Seit zwei Jahren veranstaltet sie jeden Monat Lightning Talks (übersetzt: Blitzreden) in München, bei denen jeder eine fünfminütige Rede zu einem selbst gewählten Thema halten kann. Anschließend gibt es ein fünfminütiges Zeitfenster für das Publikum, um Fragen zu stellen und eine Diskussion zu dem Thema zu beginnen. Mit „Lightning Talks Munich“ will Jelena eine Plattform schaffen, auf der Leute sich verbinden, austauschen und Erfahrungen teilen können.

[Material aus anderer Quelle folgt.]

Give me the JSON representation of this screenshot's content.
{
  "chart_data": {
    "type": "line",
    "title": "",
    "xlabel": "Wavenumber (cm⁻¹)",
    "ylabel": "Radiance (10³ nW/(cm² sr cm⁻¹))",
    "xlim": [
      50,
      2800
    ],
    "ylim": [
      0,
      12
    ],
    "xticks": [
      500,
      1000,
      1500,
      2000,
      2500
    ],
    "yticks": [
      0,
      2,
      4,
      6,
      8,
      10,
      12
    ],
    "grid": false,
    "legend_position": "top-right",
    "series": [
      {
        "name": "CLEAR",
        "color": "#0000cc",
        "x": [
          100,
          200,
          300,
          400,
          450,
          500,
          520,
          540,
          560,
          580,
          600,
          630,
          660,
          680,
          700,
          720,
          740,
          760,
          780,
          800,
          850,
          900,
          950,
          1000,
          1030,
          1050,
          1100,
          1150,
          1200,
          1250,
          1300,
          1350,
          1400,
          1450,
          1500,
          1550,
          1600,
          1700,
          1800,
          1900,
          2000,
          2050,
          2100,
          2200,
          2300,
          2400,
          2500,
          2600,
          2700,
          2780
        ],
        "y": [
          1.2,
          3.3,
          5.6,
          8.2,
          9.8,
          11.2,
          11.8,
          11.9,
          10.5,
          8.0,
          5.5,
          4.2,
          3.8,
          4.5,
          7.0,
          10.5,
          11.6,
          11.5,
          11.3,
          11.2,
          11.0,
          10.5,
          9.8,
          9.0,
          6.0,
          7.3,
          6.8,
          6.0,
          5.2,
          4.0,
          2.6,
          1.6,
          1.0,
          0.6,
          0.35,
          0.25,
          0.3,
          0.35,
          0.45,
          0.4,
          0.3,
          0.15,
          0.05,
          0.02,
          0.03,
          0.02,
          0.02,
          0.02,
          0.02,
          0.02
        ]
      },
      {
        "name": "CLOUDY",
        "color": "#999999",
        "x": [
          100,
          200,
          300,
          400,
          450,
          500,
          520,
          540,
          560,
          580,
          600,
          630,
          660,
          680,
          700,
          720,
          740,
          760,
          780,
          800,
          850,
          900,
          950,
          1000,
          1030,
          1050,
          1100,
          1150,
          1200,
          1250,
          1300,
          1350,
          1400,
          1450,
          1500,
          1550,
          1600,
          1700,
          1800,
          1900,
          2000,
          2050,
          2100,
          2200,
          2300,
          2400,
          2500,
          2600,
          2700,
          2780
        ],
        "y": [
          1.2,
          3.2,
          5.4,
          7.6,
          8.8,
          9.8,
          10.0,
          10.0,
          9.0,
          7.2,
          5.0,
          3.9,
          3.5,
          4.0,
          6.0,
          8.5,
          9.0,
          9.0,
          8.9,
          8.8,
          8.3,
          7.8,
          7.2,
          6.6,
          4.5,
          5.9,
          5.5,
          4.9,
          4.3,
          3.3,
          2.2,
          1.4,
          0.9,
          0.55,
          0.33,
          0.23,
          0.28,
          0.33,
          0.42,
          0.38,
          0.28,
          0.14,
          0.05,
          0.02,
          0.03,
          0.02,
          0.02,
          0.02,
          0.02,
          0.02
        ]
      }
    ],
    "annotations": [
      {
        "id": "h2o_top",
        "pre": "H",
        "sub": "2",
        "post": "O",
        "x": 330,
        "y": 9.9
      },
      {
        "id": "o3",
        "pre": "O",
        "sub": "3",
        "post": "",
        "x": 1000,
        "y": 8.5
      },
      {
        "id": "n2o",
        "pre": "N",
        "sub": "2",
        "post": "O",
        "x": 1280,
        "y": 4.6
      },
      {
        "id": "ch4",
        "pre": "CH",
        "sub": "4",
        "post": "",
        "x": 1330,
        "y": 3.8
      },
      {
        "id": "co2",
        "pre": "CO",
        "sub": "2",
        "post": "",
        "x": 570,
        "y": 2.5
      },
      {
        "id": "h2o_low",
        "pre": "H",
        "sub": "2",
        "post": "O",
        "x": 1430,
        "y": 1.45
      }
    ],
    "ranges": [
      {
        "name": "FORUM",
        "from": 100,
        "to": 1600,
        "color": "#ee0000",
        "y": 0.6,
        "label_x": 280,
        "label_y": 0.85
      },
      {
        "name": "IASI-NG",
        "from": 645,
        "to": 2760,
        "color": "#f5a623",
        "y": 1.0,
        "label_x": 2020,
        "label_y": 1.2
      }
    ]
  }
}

Das bietet Potenzial für intellektuellen Austausch und Raum für Diskussion und Perspektivenwechsel. „In der heutigen Welt ist es schwerer geworden, Menschen so richtig zu erfahren – nicht zuletzt durch Social Media“, sagt Jelena. „Man sieht dort immer nur einen winzigen Teil von anderen. Aber auch im realen Leben kann man andere auf den ersten Blick nur nach ihrem Äußeren beurteilen. Wie viel schöner wäre es, direkt in die Ideen, Interessen und Erkenntnisse der Mitmenschen einzutauchen?“
Die gebürtige Serbin wächst von ihrem sechsten Lebensjahr an in Kanada auf, nachdem ihre Familie Europa aufgrund des Jugoslawienkrieges verlassen hat. Als Elfjährige zieht sie mit ihrer Familie nach München. „Ich würde schon sagen, dass die Umzüge mich stärker gemacht haben“, sagt Jelena über ihre Kindheit. „Es war nicht einfach, mich immer wieder neu anzupassen. Während andere Kinder gespielt haben, habe ich die neue Sprache geübt. Ich wollte immer mithalten und auf keinen Fall in der Schule versagen.“
Während ihres Kunst- und Multimedia-Studiums ist Jelena in sich gekehrt und drückt sich hauptsächlich durch ihre künstlerische Seite aus, doch das fühlt sich bald nicht mehr richtig für sie an. Sie wünscht sich mehr Verbindung mit anderen und einen extravertierteren Lebensstil. Dieser Ambivalenz von Extra- und Introversion in ihrem eigenen Leben schreibt sie heute ihren Willen zu, beide Welten zu verbinden. Da sie selbst Schwierigkeiten hatte, Kontakt zu ihren Mitmenschen aufzunehmen, ist es ihr wichtig, anderen diese Möglichkeit zu geben. Als 2016 in der Uni eine Projektarbeit ansteht, entscheidet sie sich gegen etwas Künstlerisches. Stattdessen möchte sie, dass durch ihr Projekt Menschen zusammenkommen und sich außerhalb von sozialen Netzwerken mit anderen verbinden. Zunächst veranstaltet sie Gruppenspiele im Englischen Garten, aber mit dem Winteranbruch war diese Möglichkeit nicht mehr gegeben. Durch einen Freund wird sie auf die Idee von Blitzreden aufmerksam. Das Format ist bereits dank der TED-Konferenzen beliebt, von denen Mitschnitte als TED-Talks ins Internet gestellt werden. Jelena übernimmt die Idee und passt sie für ihr Publikum an, Anfang November 2016 veranstaltet sie zum ersten Mal Lightning Talks Munich.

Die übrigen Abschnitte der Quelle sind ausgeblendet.